La política como guerra
La política democrática fue concebida como una forma civilizada de tramitar el conflicto, un sustituto de la guerra a través de reglas, representación y negociación. La idea era simple pero revolucionaria: en lugar de destruir al adversario, lo reconocemos como rival legítimo; en lugar de imponer por la fuerza, convencemos con votos. Pero en el mundo polarizado de hoy, esa distinción se ha desdibujado por completo.
La política se ha vuelto una lucha frontal por el poder, sin concesiones, sin reconocimiento del adversario y en la que todo se vale con tal de neutralizar al rival. Ya no se trata de ganar la siguiente elección, sino de asegurar que el contrario nunca más pueda ganar ninguna. Lo que ocurre hoy en Estados Unidos y México ilustra esta transformación.
Trump y Sheinbaum están haciendo lo mismo: cambiar las reglas del juego para inclinar la cancha a su favor. En ambos casos, la política ya no es competencia; es guerra.
En Texas se está librando una batalla descarnada que ilustra perfectamente hacia dónde va esto. Los republicanos, apoyados por Trump, promueven una redistritación que les garantizaría cinco distritos congresionales adicionales para 2026. No es una reforma técnica: es poder en estado puro. Como reveló The New York Times, desde la Casa Blanca el enfoque es claro: “guerra máxima en todos los frentes, todo el tiempo”. Trump tiene la iniciativa, las herramientas y la capacidad de convertir sus deseos en política estatal.
La respuesta demócrata ha sido igualmente dramática. Más de 50 legisladores estatales abandonaron Texas para romper el quórum legislativo y evitar que se vote el nuevo mapa electoral. Enfrentan multas de 500 dólares diarios y el FBI ahora colabora con el gobierno texano para localizarlos y forzarlos a regresar. Es decir: la política convertida en cacería.
Gavin Newsom, gobernador de California y defensor histórico de la redistritación “imparcial”, ahora amenaza con hacer exactamente lo mismo: rediseñar los mapas para arrebatar cinco escaños republicanos. “La superioridad moral de California no significa nada si nos deja sin poder”, declaró. Los demócratas han decidido tirar la toalla moral. Si los republicanos van con todo, ellos también.

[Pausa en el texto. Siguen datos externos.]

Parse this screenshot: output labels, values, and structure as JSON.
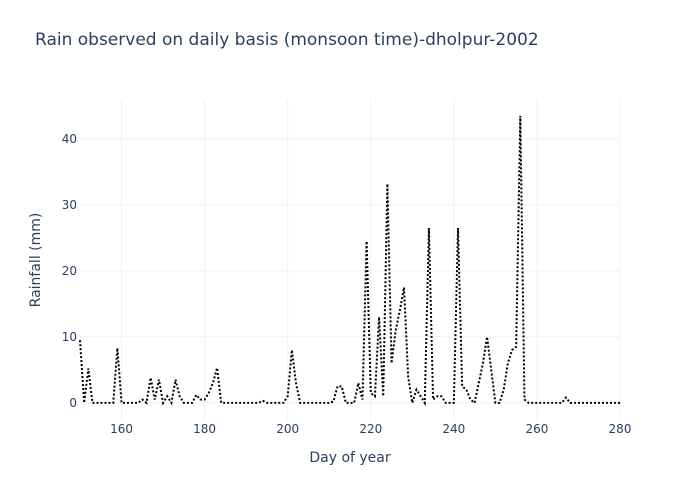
{
  "chart_data": {
    "type": "line",
    "title": "Rain observed on daily basis (monsoon time)-dholpur-2002",
    "x_label": "Day of year",
    "y_label": "Rainfall (mm)",
    "x": [
      150,
      151,
      152,
      153,
      154,
      155,
      156,
      157,
      158,
      159,
      160,
      161,
      162,
      163,
      164,
      165,
      166,
      167,
      168,
      169,
      170,
      171,
      172,
      173,
      174,
      175,
      176,
      177,
      178,
      179,
      180,
      181,
      182,
      183,
      184,
      185,
      186,
      187,
      188,
      189,
      190,
      191,
      192,
      193,
      194,
      195,
      196,
      197,
      198,
      199,
      200,
      201,
      202,
      203,
      204,
      205,
      206,
      207,
      208,
      209,
      210,
      211,
      212,
      213,
      214,
      215,
      216,
      217,
      218,
      219,
      220,
      221,
      222,
      223,
      224,
      225,
      226,
      227,
      228,
      229,
      230,
      231,
      232,
      233,
      234,
      235,
      236,
      237,
      238,
      239,
      240,
      241,
      242,
      243,
      244,
      245,
      246,
      247,
      248,
      249,
      250,
      251,
      252,
      253,
      254,
      255,
      256,
      257,
      258,
      259,
      260,
      261,
      262,
      263,
      264,
      265,
      266,
      267,
      268,
      269,
      270,
      271,
      272,
      273,
      274,
      275,
      276,
      277,
      278,
      279,
      280
    ],
    "series": [
      {
        "color": "#000000",
        "values": [
          9.5,
          0,
          5.2,
          0,
          0,
          0,
          0,
          0,
          0,
          8.3,
          0,
          0,
          0,
          0,
          0,
          0.5,
          0,
          3.8,
          0.5,
          3.5,
          0,
          1,
          0,
          3.5,
          1,
          0,
          0,
          0,
          1.2,
          0.5,
          0.5,
          1.5,
          3,
          5.3,
          0,
          0,
          0,
          0,
          0,
          0,
          0,
          0,
          0,
          0,
          0.3,
          0,
          0,
          0,
          0,
          0,
          1,
          8,
          3,
          0,
          0,
          0,
          0,
          0,
          0,
          0,
          0,
          0.2,
          2.5,
          2.5,
          0,
          0,
          0,
          3,
          0.5,
          24.5,
          1.5,
          1,
          13,
          1,
          33.2,
          6,
          11,
          14,
          17.5,
          4,
          0,
          2,
          1,
          0,
          26.5,
          0.5,
          1,
          1,
          0,
          0,
          0,
          26.5,
          2.5,
          2,
          0.5,
          0,
          3,
          6,
          10,
          5,
          0,
          0,
          2,
          6,
          8,
          8.5,
          43.5,
          0.5,
          0,
          0,
          0,
          0,
          0,
          0,
          0,
          0,
          0,
          0.8,
          0,
          0,
          0,
          0,
          0,
          0,
          0,
          0,
          0,
          0,
          0,
          0,
          0
        ]
      }
    ],
    "xlim": [
      150,
      280
    ],
    "ylim": [
      -2.6,
      45.9
    ],
    "xticks": [
      160,
      180,
      200,
      220,
      240,
      260,
      280
    ],
    "yticks": [
      0,
      10,
      20,
      30,
      40
    ],
    "grid": true
  }
}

En México, la ofensiva viene directamente desde Palacio Nacional, y es aún más brutal porque aquí la oposición simplemente no tiene fuerza para incidir en esta guerra. La reforma electoral que prepara Sheinbaum busca diluir la representación proporcional, reestructurar el INE, someter al voto popular la integración de su consejo general y reducir el financiamiento para actividades ordinarias de los partidos.
Desde Palacio Nacional, la reforma se presenta como una democratización de los órganos electorales y una reducción de costos. En una entrevista reciente, Pablo Gómez lo expresó así: ‘La conformación del próximo órgano electoral puede ser por elección. Gente elegida que se pueda declarar completamente independiente”.

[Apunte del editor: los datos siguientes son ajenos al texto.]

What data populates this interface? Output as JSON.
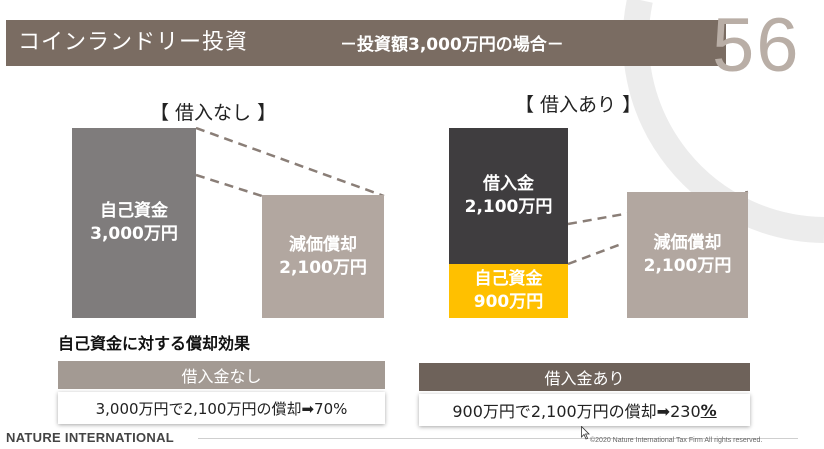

Desde la oposición, se ve muy distinto: como un paso más para concentrar poder, debilitar contrapesos y eliminar la pluralidad. Esto no es interpretación, es el rumbo evidente de la reforma. Como advirtió Lorenzo Córdova: “toda reforma que proviene de una lógica de poder avasallante es, por definición, regresiva”.

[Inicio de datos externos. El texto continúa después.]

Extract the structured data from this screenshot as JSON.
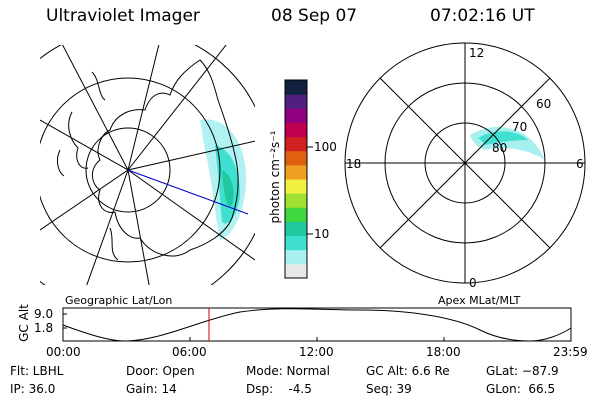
{
  "header": {
    "title": "Ultraviolet Imager",
    "date": "08 Sep 07",
    "time": "07:02:16 UT"
  },
  "colorbar": {
    "unit_label": "photon cm⁻²s⁻¹",
    "ticks": [
      "100",
      "10"
    ],
    "colors": [
      "#e8e8e8",
      "#a8f0f0",
      "#40e0d0",
      "#20c8a0",
      "#40d840",
      "#a0e030",
      "#f0f040",
      "#f0a020",
      "#e06010",
      "#d02020",
      "#c00050",
      "#900080",
      "#502080",
      "#102040"
    ]
  },
  "left_map": {
    "caption": "Geographic Lat/Lon"
  },
  "right_map": {
    "caption": "Apex MLat/MLT",
    "mlt_labels": {
      "top": "12",
      "left": "18",
      "right": "6",
      "bottom": "0"
    },
    "lat_labels": [
      "60",
      "70",
      "80"
    ]
  },
  "altitude_plot": {
    "ylabel": "GC Alt",
    "yticks": [
      "9.0",
      "1.8"
    ],
    "xticks": [
      "00:00",
      "06:00",
      "12:00",
      "18:00",
      "23:59"
    ],
    "marker_time": "07:02"
  },
  "footer": {
    "filter": "Flt: LBHL",
    "ip": "IP: 36.0",
    "door": "Door: Open",
    "gain": "Gain: 14",
    "mode": "Mode: Normal",
    "dsp": "Dsp:    -4.5",
    "gc_alt": "GC Alt: 6.6 Re",
    "seq": "Seq: 39",
    "glat": "GLat: −87.9",
    "glon": "GLon:  66.5"
  },
  "colors": {
    "track": "#0000cc",
    "marker": "#cc0000",
    "aurora_main": "#40e0d0",
    "aurora_light": "#a8f0f0"
  }
}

Pero hay una diferencia crucial entre ambos países. En Estados Unidos, por más polarización que haya, la oposición tiene recursos, estados propios, capacidad de resistencia. En México, la oposición no tiene cómo hacerle contrapeso real al oficialismo. No tiene fuerza, ni visión, ni representación legislativa que la haga merecedora siquiera de ser tomada en cuenta. Y Morena no es el PRI: no siente ninguna necesidad de cuidar las formas ni de ceder nada a nadie. Va por todo y, a diferencia del sexenio pasado, ahora no hay quien lo detenga.
Esta es la nueva realidad: cuando la política se convierte en un juego de suma cero, cuando perder implica consecuencias incalculables, todo se justifica. La polarización convierte adversarios en enemigos y vuelve la política una batalla sin matices: unos encarnan la voluntad popular auténtica, otros son traidores; unos defienden la democracia, otros la atacan desde dentro.
Cuando cada lado adopta esa mentalidad y actúa para marginar e incluso perseguir a los contrarios, perder una elección se vuelve inaceptable. Quien tiene el poder no solo parte con ventaja, sino que carga con la mayor responsabilidad si el país retrocede democráticamente.
En Texas y en México estamos viendo el mismo fenómeno: el poder que trata de perpetuarse. El gran problema es que cuando todo vale para no perder, lo que se pierde es la democracia misma. Porque cuando la política se convierte en guerra, no hay vencedores reales. Solo quedan instituciones debilitadas, confianza erosionada y democracias que se vacían de contenido.